Nieobecność samego Rossiego na poligonie wskazuje, że był w stanie przejąć kontrolę nad spiekaniem proszków, a E-SAT jest już prawie gotowy do produkcji seryjnej. Pojawiły się jednak informacje, że wynalazca został mimo wszystko zmuszony do sprzedania swojego pomysłu na warunkach, których nie mógł odmówić. Rossi został zmieciony z wielkiego rynku, pozostawiając mu honorową rolę wynalazcy. Teraz to nie on jest zaangażowany w strategię wprowadzenia generatora do masowej produkcji, ale najprawdopodobniej ci, którzy kontrolują przepływy finansowe ze sprzedaży węglowodorów. A kiedy w końcu ludzkość dostanie generator Rossiego do darmowego użytku, wciąż nie jest jasne.

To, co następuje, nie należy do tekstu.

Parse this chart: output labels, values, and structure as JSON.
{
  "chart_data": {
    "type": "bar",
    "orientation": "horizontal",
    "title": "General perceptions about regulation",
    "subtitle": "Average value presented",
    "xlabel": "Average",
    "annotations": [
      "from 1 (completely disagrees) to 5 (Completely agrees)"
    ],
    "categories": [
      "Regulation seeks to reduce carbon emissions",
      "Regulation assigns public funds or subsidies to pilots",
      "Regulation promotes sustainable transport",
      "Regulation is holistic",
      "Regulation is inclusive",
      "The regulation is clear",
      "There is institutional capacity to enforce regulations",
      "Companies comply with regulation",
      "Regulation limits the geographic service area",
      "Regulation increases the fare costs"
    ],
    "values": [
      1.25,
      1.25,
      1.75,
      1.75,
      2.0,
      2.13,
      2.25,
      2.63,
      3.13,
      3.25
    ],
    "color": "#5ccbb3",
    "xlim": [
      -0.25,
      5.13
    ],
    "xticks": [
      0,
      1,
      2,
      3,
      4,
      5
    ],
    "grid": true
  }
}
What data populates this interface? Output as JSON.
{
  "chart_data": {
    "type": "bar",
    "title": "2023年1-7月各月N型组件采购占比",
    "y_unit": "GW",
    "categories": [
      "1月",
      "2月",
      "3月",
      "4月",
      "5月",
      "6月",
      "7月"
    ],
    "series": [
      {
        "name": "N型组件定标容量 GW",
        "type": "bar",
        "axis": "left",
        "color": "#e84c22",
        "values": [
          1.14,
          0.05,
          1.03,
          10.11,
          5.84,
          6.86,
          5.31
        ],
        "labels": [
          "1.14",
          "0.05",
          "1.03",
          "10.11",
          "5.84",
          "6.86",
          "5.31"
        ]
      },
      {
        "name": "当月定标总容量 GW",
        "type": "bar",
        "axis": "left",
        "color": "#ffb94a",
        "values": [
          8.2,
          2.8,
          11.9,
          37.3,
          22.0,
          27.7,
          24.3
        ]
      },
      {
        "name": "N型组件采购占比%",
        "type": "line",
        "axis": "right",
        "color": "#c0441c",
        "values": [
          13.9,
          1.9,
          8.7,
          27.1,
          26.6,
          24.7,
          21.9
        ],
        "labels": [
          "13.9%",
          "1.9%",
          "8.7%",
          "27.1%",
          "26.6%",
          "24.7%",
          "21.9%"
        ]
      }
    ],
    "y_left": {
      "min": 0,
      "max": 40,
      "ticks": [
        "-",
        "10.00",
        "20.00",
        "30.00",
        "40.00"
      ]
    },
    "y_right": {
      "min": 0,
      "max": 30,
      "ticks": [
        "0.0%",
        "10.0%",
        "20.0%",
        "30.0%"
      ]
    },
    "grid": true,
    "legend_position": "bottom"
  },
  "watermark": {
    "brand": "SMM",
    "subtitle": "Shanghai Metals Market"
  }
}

Można jednak śmiało powiedzieć, że nie będzie już możliwe trzymanie tego wynalazku pod kluczem. W dziesiątkach laboratoriów na całym świecie naukowcy próbują odgadnąć tajemnicę Rossiego, odnaleźć sekret jego katalizatora, stworzyć teorię samego procesu. Można przewidywać, że w jednym diabelnie obliczonym momencie na rynek trafią miliony generatorów E-SAT, a to całkowicie zawali gospodarki niektórych krajów utrzymujących się z wydobycia węglowodorów. Czy mogę ci powiedzieć, które z nich?